Poor showing puts eight under pressure

Rowing
Click to follow
The Independent Online
The British men's eight, who have a guaranteed place in the Olympic Games, failed twice to make the final for the top six at the Duisburg Regatta.

On Saturday this was attributed to the absence of Roger Brown from the No 5 seat with a chest infection, but it was possible that the crew were caught by surprise after their convincing victories in Piediluco. Yesterday they finished fourth in their heat behind the eventual winners, the Netherlands, but seven crews had faster times. At Lucerne in two weeks' time the pressure will be intense, and the eight must rediscover their rhythm and confidence.
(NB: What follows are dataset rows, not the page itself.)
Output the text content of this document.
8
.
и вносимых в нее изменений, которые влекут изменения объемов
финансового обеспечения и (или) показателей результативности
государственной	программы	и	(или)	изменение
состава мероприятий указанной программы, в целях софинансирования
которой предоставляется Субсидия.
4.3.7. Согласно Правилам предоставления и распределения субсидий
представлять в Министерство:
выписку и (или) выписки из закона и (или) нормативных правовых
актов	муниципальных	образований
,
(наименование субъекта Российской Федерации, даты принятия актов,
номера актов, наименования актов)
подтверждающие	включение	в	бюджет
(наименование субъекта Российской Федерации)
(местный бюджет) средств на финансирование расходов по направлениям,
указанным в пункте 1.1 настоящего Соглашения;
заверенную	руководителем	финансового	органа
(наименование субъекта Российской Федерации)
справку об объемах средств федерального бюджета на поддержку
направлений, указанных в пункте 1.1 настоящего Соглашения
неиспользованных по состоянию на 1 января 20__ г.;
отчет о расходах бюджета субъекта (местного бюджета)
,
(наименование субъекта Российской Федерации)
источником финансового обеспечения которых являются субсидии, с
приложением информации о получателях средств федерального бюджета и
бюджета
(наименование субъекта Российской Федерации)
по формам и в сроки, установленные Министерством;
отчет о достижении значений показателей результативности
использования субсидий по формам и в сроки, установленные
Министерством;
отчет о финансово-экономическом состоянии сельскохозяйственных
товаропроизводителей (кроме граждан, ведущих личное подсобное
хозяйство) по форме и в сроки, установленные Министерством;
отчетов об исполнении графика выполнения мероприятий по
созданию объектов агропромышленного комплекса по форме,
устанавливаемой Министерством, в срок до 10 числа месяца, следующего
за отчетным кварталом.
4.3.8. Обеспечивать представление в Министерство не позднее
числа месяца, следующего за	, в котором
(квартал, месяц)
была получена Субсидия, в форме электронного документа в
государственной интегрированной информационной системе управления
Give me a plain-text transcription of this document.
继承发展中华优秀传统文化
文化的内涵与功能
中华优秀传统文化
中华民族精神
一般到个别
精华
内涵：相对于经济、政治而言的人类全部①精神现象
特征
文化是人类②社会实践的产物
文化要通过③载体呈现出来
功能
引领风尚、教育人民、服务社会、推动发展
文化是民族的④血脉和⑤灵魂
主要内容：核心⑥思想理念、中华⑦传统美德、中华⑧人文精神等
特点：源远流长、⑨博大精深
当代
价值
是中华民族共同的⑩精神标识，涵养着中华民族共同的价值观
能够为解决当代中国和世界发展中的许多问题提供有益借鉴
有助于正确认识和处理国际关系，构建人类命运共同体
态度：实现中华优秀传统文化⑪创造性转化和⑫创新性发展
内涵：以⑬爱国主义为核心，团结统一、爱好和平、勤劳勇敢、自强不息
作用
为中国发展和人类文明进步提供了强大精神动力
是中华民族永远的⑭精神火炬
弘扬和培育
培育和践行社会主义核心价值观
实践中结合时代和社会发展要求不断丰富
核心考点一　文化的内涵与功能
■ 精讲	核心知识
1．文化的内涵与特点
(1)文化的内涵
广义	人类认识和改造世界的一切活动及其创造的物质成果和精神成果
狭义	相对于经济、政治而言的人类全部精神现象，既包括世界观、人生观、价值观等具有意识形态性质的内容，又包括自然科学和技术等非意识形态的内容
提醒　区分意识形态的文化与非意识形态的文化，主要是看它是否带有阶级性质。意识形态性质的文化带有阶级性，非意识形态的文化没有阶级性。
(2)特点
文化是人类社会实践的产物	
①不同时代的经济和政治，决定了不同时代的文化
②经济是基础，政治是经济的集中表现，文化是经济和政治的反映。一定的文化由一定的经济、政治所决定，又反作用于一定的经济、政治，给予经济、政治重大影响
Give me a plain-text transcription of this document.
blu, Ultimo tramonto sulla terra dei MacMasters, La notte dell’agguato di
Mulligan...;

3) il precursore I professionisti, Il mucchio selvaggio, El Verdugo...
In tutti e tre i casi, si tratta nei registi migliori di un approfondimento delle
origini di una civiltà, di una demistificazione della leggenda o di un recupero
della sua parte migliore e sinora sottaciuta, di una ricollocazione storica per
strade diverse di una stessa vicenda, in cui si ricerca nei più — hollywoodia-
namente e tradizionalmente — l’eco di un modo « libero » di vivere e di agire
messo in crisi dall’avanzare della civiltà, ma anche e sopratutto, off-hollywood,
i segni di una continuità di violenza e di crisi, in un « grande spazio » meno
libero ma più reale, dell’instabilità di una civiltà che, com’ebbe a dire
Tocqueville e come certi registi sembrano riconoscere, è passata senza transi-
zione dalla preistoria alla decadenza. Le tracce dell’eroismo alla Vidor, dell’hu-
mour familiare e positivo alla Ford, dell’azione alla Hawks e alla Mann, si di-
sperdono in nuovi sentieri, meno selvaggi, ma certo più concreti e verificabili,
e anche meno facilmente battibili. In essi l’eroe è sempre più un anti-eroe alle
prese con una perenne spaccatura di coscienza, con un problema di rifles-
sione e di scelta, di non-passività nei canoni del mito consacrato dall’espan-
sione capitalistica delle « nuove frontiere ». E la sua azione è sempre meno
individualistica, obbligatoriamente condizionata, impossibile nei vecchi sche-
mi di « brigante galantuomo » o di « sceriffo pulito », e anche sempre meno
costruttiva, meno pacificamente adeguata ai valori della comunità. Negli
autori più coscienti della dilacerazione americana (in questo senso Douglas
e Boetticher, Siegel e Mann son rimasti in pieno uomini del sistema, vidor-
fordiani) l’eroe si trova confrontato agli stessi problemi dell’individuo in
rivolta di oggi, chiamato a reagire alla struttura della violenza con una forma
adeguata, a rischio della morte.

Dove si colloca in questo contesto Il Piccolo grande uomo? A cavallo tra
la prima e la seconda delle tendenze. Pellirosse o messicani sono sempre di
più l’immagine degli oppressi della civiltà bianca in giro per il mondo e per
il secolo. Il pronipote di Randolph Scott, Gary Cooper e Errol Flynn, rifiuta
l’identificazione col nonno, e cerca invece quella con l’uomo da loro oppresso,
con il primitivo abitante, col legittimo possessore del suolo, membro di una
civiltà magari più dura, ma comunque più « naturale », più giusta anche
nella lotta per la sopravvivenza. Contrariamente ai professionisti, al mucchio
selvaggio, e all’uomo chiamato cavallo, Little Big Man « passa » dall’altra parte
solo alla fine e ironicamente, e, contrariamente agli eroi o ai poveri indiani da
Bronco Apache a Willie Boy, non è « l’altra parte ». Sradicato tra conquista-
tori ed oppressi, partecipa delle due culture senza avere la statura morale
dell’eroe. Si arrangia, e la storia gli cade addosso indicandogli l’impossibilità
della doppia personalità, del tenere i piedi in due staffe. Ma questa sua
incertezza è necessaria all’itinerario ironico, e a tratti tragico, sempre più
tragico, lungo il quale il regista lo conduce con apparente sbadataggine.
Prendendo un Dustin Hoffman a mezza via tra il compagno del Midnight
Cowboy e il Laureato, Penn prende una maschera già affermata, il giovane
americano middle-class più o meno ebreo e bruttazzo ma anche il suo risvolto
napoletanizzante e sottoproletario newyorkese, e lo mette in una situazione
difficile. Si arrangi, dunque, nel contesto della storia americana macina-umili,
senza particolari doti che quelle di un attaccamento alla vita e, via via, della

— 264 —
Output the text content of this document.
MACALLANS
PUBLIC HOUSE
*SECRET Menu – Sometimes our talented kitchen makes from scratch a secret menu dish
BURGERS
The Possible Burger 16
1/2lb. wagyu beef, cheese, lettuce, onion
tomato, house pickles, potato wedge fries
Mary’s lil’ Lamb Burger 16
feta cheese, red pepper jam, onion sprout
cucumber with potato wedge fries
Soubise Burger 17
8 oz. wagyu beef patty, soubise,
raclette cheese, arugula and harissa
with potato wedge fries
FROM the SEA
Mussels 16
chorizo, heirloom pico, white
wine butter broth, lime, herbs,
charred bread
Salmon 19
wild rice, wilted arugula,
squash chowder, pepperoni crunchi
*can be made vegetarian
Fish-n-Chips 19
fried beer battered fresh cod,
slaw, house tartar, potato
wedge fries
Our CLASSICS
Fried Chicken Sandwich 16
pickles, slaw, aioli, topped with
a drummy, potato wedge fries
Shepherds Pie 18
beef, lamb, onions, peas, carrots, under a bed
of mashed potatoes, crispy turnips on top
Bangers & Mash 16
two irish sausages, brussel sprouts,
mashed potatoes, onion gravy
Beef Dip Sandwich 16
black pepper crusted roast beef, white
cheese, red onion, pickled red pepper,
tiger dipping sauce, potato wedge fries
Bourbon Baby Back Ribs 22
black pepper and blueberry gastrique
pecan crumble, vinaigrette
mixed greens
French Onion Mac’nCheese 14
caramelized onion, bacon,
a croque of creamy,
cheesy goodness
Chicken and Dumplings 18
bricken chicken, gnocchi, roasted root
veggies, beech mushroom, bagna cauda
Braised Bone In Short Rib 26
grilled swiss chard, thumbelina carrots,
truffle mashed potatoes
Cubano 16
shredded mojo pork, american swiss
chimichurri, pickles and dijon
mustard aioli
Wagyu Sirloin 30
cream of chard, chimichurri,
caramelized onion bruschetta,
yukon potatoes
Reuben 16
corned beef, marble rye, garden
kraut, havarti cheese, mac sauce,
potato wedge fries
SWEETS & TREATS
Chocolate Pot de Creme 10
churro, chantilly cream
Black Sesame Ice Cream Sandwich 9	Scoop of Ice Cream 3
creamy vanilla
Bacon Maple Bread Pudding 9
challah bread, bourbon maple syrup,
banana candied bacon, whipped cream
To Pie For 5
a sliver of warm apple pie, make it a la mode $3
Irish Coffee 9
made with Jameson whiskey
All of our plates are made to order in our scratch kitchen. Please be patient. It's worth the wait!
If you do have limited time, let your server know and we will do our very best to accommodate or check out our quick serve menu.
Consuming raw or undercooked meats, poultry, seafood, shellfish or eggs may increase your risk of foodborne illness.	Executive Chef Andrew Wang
In contrast the women's eight, which still has to qualify for the Olympics, progressed to the final on both days. On Saturday, they pushed Romania to set a world record of 5min 58sec as they went seven seconds faster than any British crew before.

Yesterday they were slipped in the first 500 metres and isolated from a battle for second place between the Netherlands and Canada. The Dutch, against whom the British have measured themselves this season, had a four- second lead at the line.

The lightweight men formed a young eight that finished second on Saturday by a length and a half. It was promptly boosted by four experienced champions who had contested pairs, but it failed to impress, coming second again by a slightly larger margin.

The lightweight men's four has been subject to the most detailed selection over the winter, with only Tom Kay surviving from last year, but they failed to make any mark this time. In yesterday's final, they were last for the first half until the South Africans blew up and let them up to fifth.

The British lightweight squad is overflowing with world champions after wins in the four and eight in recent years, but no selection method has been found which is objective and allows for compatibility. With the exception of a new quadruple scull, all the boats are now performing well below the potential of the squad.

The new quadruple scull, with Stuart Forbes making a comeback at 33 after five years away from the international scene, put itself on the edge of the frame, finishing four and a half seconds off first place.

The lightweight women's four, second in the world a year ago, has been revamped. On Saturday, it won convincingly in its own class, before finishing second yesterday in the openweight division.